Le 7 mai prochain, les électeurs britanniques éliront les 650 membres de la Chambre des Communes. Un événement majeur pour le Royaume-Uni qui assiste à une campagne aux résultats très incertains. Quel est le bilan économique de David Cameron ? Comment sont perçues ces propositions sur l’immigration outre-Manche ? Quel est le poids du SNP ou du UKIP ? Dans une interview, Agnès Alexandre-Collier, professeur en civilisation britannique à l’Université de Bourgogne, et auteur d’un livre sur “Les partis politiques en Grande-Bretagne” (Editions Armand-Colin), analyse les enjeux nationaux de ce scrutin.

Agnès Alexandre-Collier

Touteleurope.eu : Le morcellement sans précédent de l’électorat risque-t-il d’affaiblir le système britannique, conçu pour assurer la majorité d’un des deux grands partis ?

Agnès Alexandre-Collier : Tout dépend de l’interprétation que l’on décide d’avoir : si l’on considère que la force et la stabilité d’un Etat reposent sur le bipartisme, il y a effectivement un affaiblissement des partis.
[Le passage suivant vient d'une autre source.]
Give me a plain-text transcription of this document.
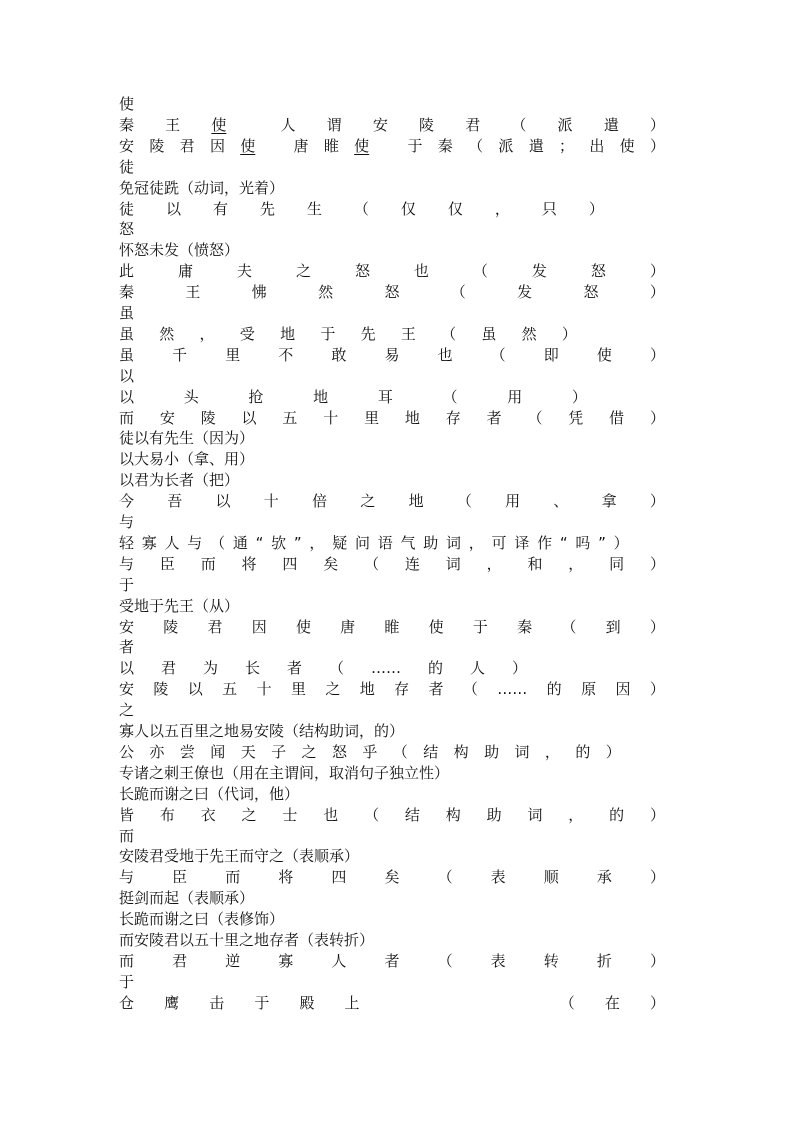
使
秦 王 使	人 谓 安 陵 君 （ 派 遣 ）
安 陵 君 因 使	唐 睢 使	于 秦 （ 派 遣 ； 出 使 ）
徒
免冠徒跣（动词，光着）
徒 以 有 先 生 （ 仅 仅 ， 只 ）
怒
怀怒未发（愤怒）
此	庸	夫	之	怒	也	（	发	怒	）
秦	王	怫	然	怒	（	发	怒	）
虽
虽 然 ， 受 地 于 先 王 （ 虽 然 ）
虽	千	里	不	敢	易	也	（	即	使	）
以
以	头	抢	地	耳	（	用	）
而 安 陵 以 五 十 里 地 存 者 （ 凭 借 ）
徒以有先生（因为）
以大易小（拿、用）
以君为长者（把）
今 吾 以 十 倍 之 地 （ 用 、 拿 ）
与
轻 寡 人 与 （ 通 “ 欤 ” ， 疑 问 语 气 助 词 ， 可 译 作 “ 吗 ” ）
与 臣 而 将 四 矣 （ 连 词 ， 和 ， 同 ）
于
受地于先王（从）
安 陵 君 因 使 唐 睢 使 于 秦 （ 到 ）
者
以 君 为 长 者 （ …… 的 人 ）
安 陵 以 五 十 里 之 地 存 者 （ …… 的 原 因 ）
之
寡人以五百里之地易安陵（结构助词，的）
公 亦 尝 闻 天 子 之 怒 乎 （ 结 构 助 词 ， 的 ）
专诸之刺王僚也（用在主谓间，取消句子独立性）
长跪而谢之曰（代词，他）
皆 布 衣 之 士 也 （ 结 构 助 词 ， 的 ）
而
安陵君受地于先王而守之（表顺承）
与	臣	而	将	四	矣	（	表	顺	承	）
挺剑而起（表顺承）
长跪而谢之曰（表修饰）
而安陵君以五十里之地存者（表转折）
而	君	逆	寡	人	者	（	表	转	折	）
于
仓 鹰 击 于 殿 上	（ 在 ）
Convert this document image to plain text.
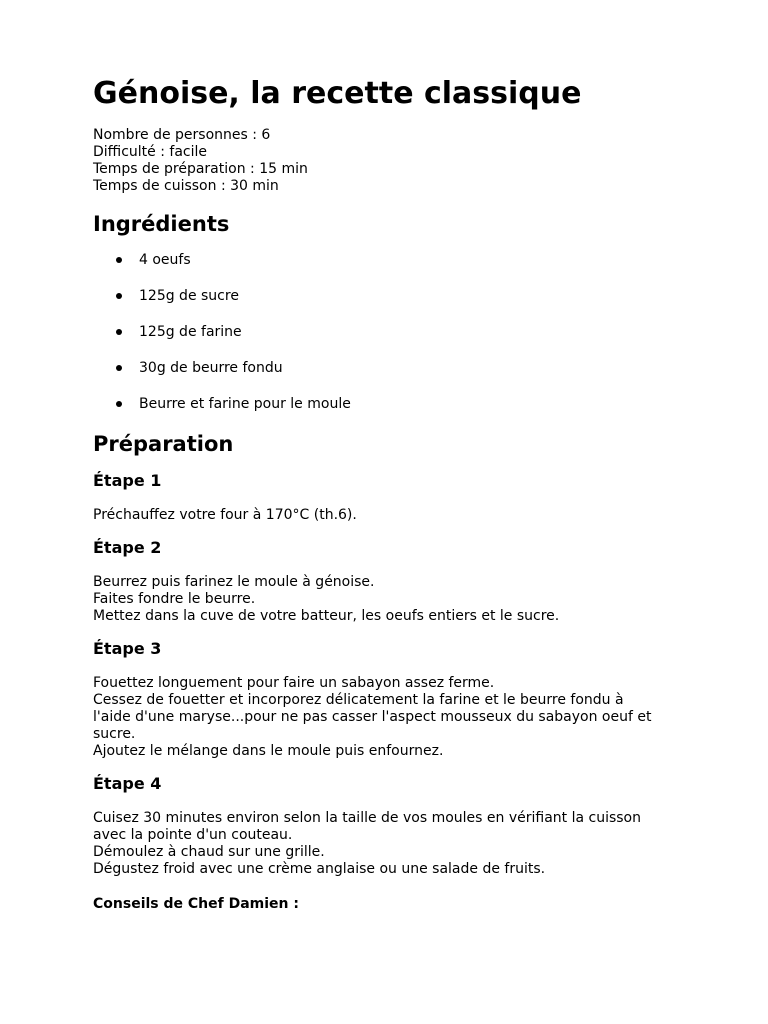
Génoise, la recette classique
Nombre de personnes : 6
Difficulté : facile
Temps de préparation : 15 min
Temps de cuisson : 30 min
Ingrédients
4 oeufs
125g de sucre
125g de farine
30g de beurre fondu
Beurre et farine pour le moule
Préparation
Étape 1
Préchauffez votre four à 170°C (th.6).
Étape 2
Beurrez puis farinez le moule à génoise.
Faites fondre le beurre.
Mettez dans la cuve de votre batteur, les oeufs entiers et le sucre.
Étape 3
Fouettez longuement pour faire un sabayon assez ferme.
Cessez de fouetter et incorporez délicatement la farine et le beurre fondu à l'aide d'une maryse...pour ne pas casser l'aspect mousseux du sabayon oeuf et sucre.
Ajoutez le mélange dans le moule puis enfournez.
Étape 4
Cuisez 30 minutes environ selon la taille de vos moules en vérifiant la cuisson avec la pointe d'un couteau.
Démoulez à chaud sur une grille.
Dégustez froid avec une crème anglaise ou une salade de fruits.
Conseils de Chef Damien :
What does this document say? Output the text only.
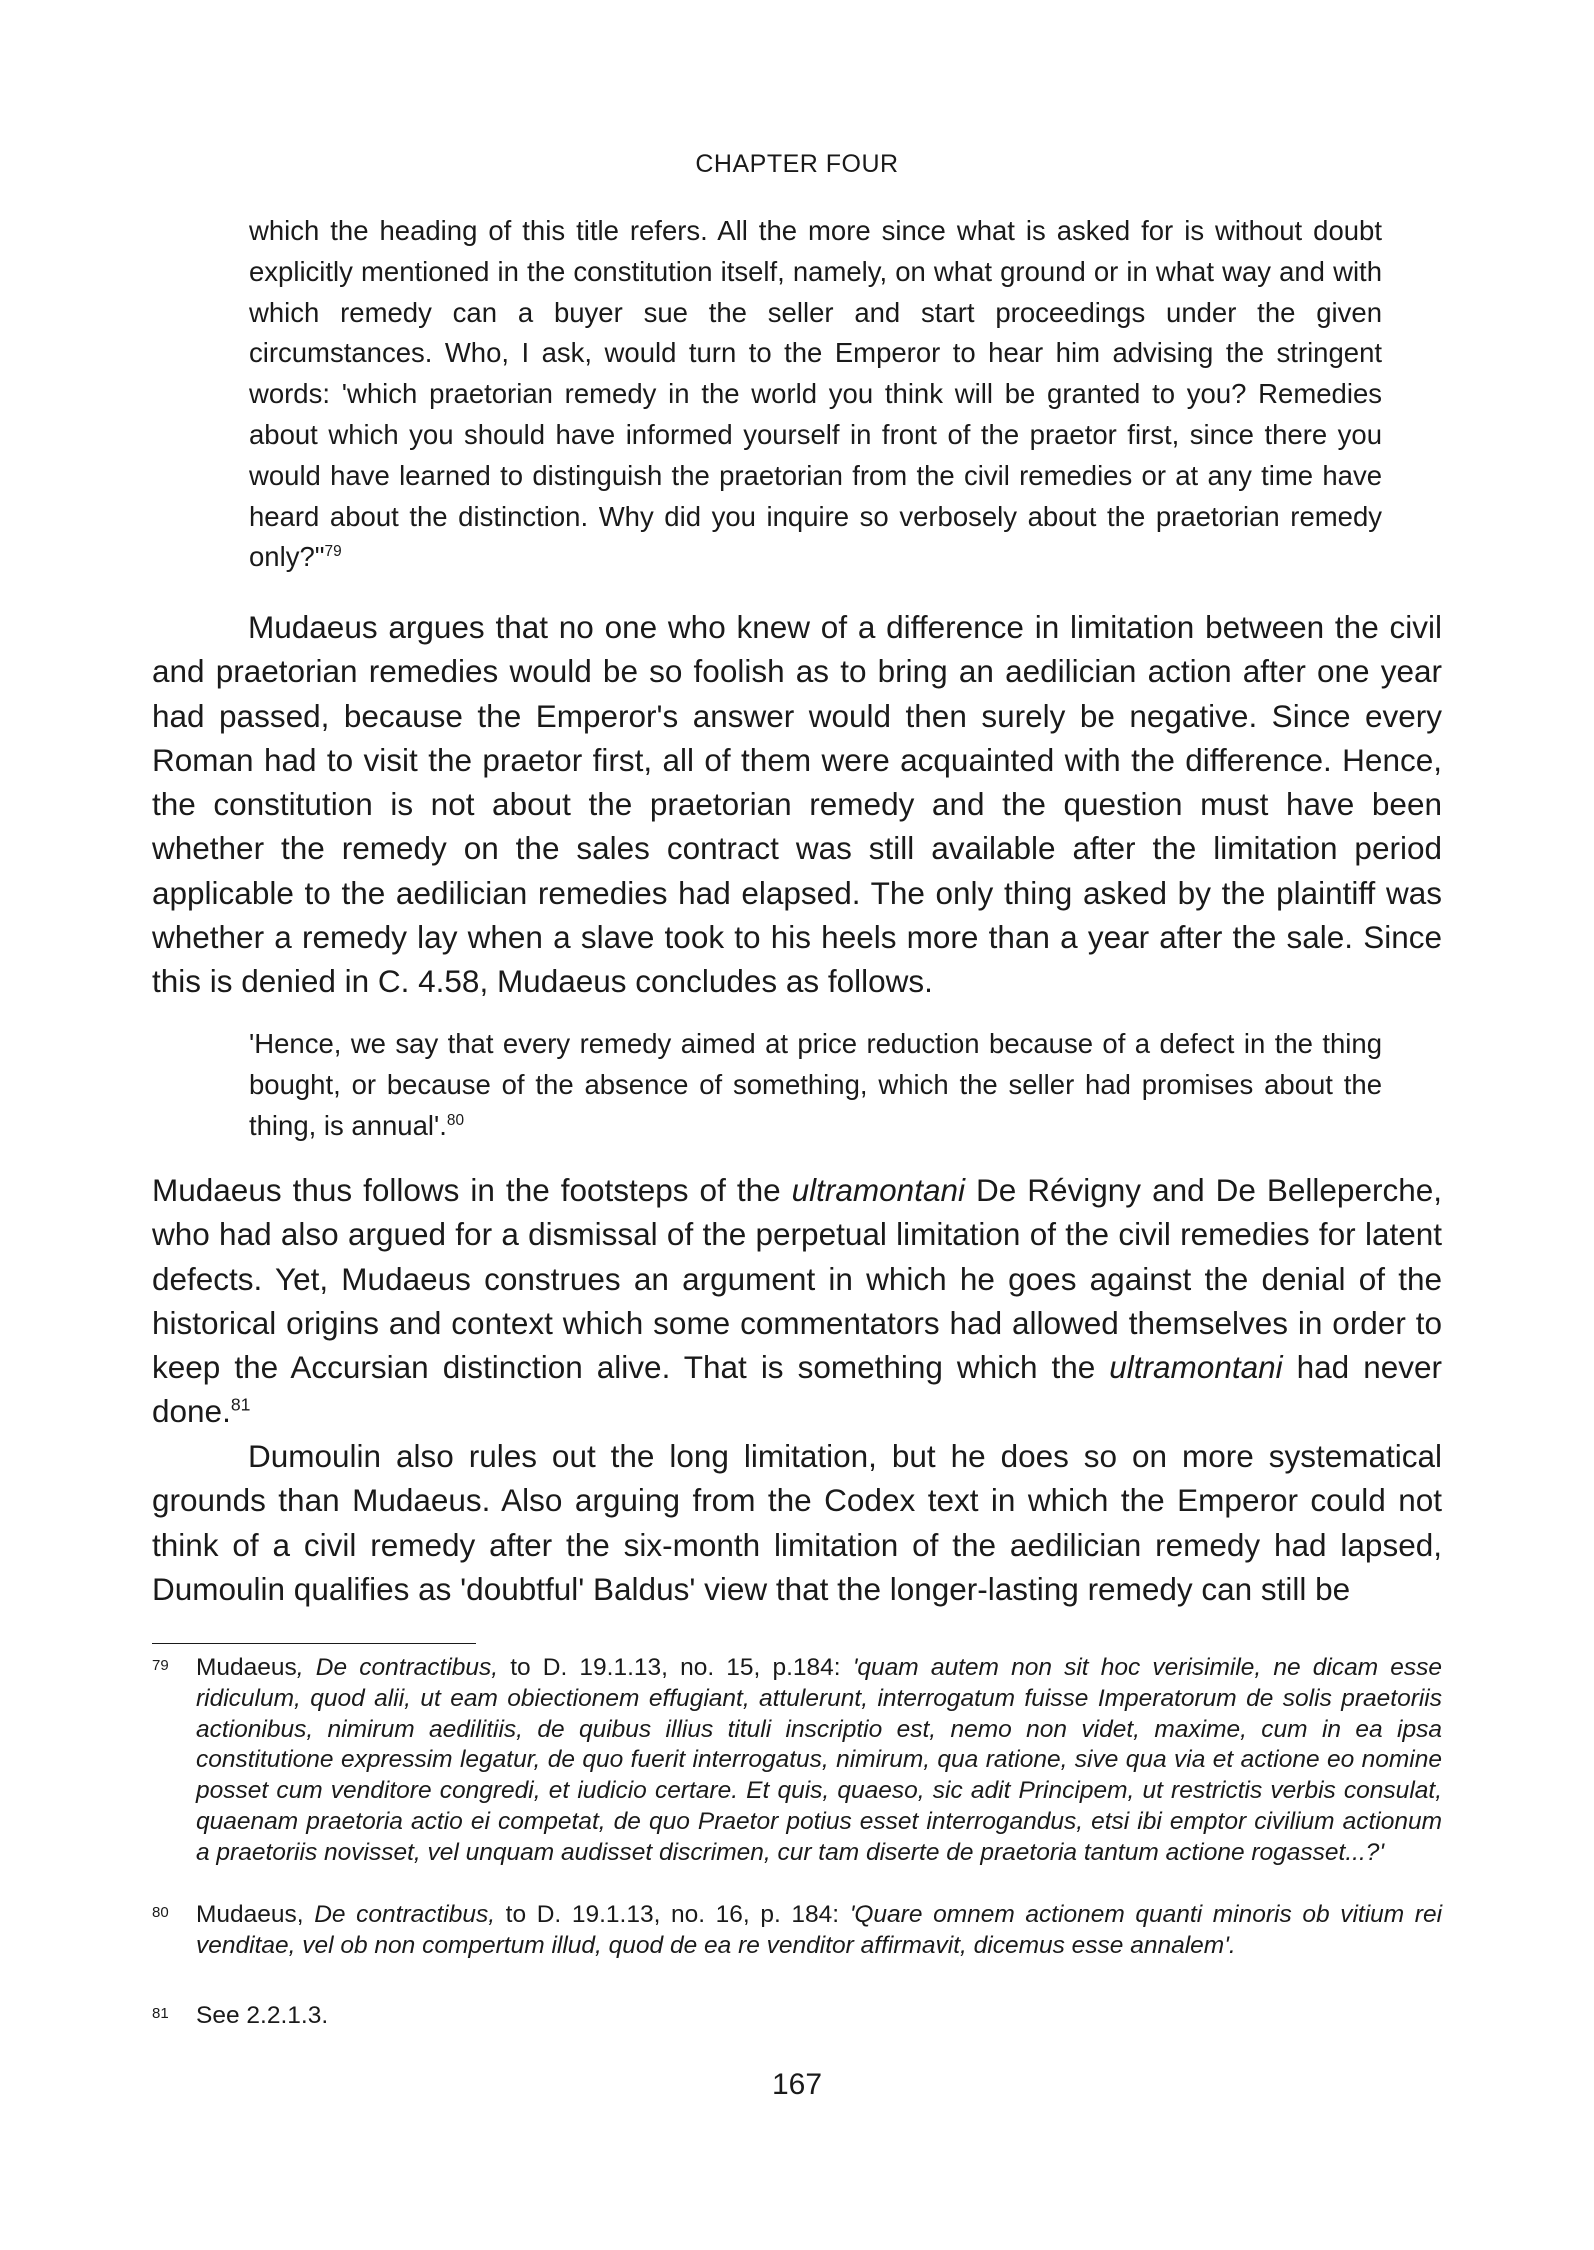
CHAPTER FOUR

which the heading of this title refers. All the more since what is asked for is without doubt explicitly mentioned in the constitution itself, namely, on what ground or in what way and with which remedy can a buyer sue the seller and start proceedings under the given circumstances. Who, I ask, would turn to the Emperor to hear him advising the stringent words: 'which praetorian remedy in the world you think will be granted to you? Remedies about which you should have informed yourself in front of the praetor first, since there you would have learned to distinguish the praetorian from the civil remedies or at any time have heard about the distinction. Why did you inquire so verbosely about the praetorian remedy only?"$^{79}$

Mudaeus argues that no one who knew of a difference in limitation between the civil and praetorian remedies would be so foolish as to bring an aedilician action after one year had passed, because the Emperor's answer would then surely be negative. Since every Roman had to visit the praetor first, all of them were acquainted with the difference. Hence, the constitution is not about the praetorian remedy and the question must have been whether the remedy on the sales contract was still available after the limitation period applicable to the aedilician remedies had elapsed. The only thing asked by the plaintiff was whether a remedy lay when a slave took to his heels more than a year after the sale. Since this is denied in C. 4.58, Mudaeus concludes as follows.

'Hence, we say that every remedy aimed at price reduction because of a defect in the thing bought, or because of the absence of something, which the seller had promises about the thing, is annual'.$^{80}$

Mudaeus thus follows in the footsteps of the ultramontani De Révigny and De Belleperche, who had also argued for a dismissal of the perpetual limitation of the civil remedies for latent defects. Yet, Mudaeus construes an argument in which he goes against the denial of the historical origins and context which some commentators had allowed themselves in order to keep the Accursian distinction alive. That is something which the ultramontani had never done.$^{81}$

Dumoulin also rules out the long limitation, but he does so on more systematical grounds than Mudaeus. Also arguing from the Codex text in which the Emperor could not think of a civil remedy after the six-month limitation of the aedilician remedy had lapsed, Dumoulin qualifies as 'doubtful' Baldus' view that the longer-lasting remedy can still be

79 Mudaeus, De contractibus, to D. 19.1.13, no. 15, p.184: 'quam autem non sit hoc verisimile, ne dicam esse ridiculum, quod alii, ut eam obiectionem effugiant, attulerunt, interrogatum fuisse Imperatorum de solis praetoriis actionibus, nimirum aedilitiis, de quibus illius tituli inscriptio est, nemo non videt, maxime, cum in ea ipsa constitutione expressim legatur, de quo fuerit interrogatus, nimirum, qua ratione, sive qua via et actione eo nomine posset cum venditore congredi, et iudicio certare. Et quis, quaeso, sic adit Principem, ut restrictis verbis consulat, quaenam praetoria actio ei competat, de quo Praetor potius esset interrogandus, etsi ibi emptor civilium actionum a praetoriis novisset, vel unquam audisset discrimen, cur tam diserte de praetoria tantum actione rogasset...?'
80 Mudaeus, De contractibus, to D. 19.1.13, no. 16, p. 184: 'Quare omnem actionem quanti minoris ob vitium rei venditae, vel ob non compertum illud, quod de ea re venditor affirmavit, dicemus esse annalem'.
81 See 2.2.1.3.
167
En revanche, on peut aussi interpréter ce phénomène comme une évolution vers un système plus démocratique.

On observe effectivement une évolution nette du système partisan vers un système multipartite. De nouvelles forces politiques sont en train d’émerger. Nous sommes dans une nouvelle configuration qui accorde aux petits partis, comme le UKIP ou le SNP, une plus grande longévité.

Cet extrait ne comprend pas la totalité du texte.